Glimmend van genoegen liep Kees Duisterwinkel door de zaal. Hij had “met beresterk spel” gewonnen van Olaus Diebrink.
Het was nog goed te merken dat de meesten er lang uit zijn geweest. Als jonge honden vlogen de spelers elkaar in de haren. Slechts één remise op elf partijen. De nauwkeurigheid bleef hier en daar ver achter bij het enthousiasme, maar over een paar ronden zal iedereen wel weer in vorm zijn.
Met de vorm van Kees Duisterwinkel zat het wel goed, anderen waren nog zoekende. Lieuwe Boskma bereikte tegen Ward Romeijnders een zeer goede, misschien wel gewonnen stelling. Hij voelde dat er een winstvoortzetting moest zijn, maar zag het niet, maakte een fout en verloor. Ruurd Kunnen won van Jan Duisterwinkel in een partij met veel fouten die pas in het verre eindspel werd beslist.

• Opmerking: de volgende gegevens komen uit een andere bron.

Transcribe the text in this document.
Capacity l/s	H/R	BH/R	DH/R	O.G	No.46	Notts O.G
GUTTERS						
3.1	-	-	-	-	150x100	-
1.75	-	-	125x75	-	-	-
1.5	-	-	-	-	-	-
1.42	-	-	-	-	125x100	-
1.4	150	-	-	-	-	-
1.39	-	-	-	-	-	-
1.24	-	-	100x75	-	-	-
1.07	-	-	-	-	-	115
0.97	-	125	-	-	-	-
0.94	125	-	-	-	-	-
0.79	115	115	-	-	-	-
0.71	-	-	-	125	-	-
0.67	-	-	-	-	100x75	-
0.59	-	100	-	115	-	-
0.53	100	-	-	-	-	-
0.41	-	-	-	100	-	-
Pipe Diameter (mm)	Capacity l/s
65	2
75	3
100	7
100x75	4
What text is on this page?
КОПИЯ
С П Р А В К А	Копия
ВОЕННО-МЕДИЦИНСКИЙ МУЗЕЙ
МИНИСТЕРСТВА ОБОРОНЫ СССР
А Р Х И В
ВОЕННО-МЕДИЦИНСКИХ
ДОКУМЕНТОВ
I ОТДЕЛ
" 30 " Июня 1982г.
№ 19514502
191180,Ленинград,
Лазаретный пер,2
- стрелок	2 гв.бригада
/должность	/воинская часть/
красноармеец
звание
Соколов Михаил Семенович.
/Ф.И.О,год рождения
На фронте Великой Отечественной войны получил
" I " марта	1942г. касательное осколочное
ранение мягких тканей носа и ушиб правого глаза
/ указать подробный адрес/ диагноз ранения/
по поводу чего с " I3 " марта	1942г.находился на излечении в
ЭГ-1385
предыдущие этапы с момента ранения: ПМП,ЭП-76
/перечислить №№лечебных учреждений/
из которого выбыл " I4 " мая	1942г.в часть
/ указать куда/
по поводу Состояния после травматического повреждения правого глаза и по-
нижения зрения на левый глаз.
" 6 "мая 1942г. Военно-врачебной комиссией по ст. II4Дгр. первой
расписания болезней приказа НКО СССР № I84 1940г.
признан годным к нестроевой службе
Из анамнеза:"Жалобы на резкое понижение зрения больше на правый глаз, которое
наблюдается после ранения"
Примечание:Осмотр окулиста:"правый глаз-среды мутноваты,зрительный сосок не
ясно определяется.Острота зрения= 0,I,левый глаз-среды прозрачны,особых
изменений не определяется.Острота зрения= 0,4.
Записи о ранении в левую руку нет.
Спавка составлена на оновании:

Het was toen al bijna kwart voor twaalf, veel te laat. Was het toeval of een teken aan de wand dat dit gebeurde in een partij tussen een uitgesproken voorstander en een uitgesproken tegenstander van een langere bedenktijd?
Op zoek naar hun goede vorm waren ook Arnout Wegerif en Frans van Doorn. Na over en weer de nodige blunders te hebben gemaakt verkozen zij het gerief van een drankje aan de bar boven verder onhandig geploeter achter het schaakbord. Remise dus. Beter verging het Jan Pezij met een mooie overwinning op Jeppe Teensma.
De ranglijst wordt met een kleine voorsprong aangevoerd door Henk van Bemmel. Het is vele jaren geleden dat hij dat heeft meegemaakt. Tegen Johan Zwanepol voerde Henk een mooie aanvalspartij naar winst. De rustperiode heeft hem blijkbaar goed gedaan.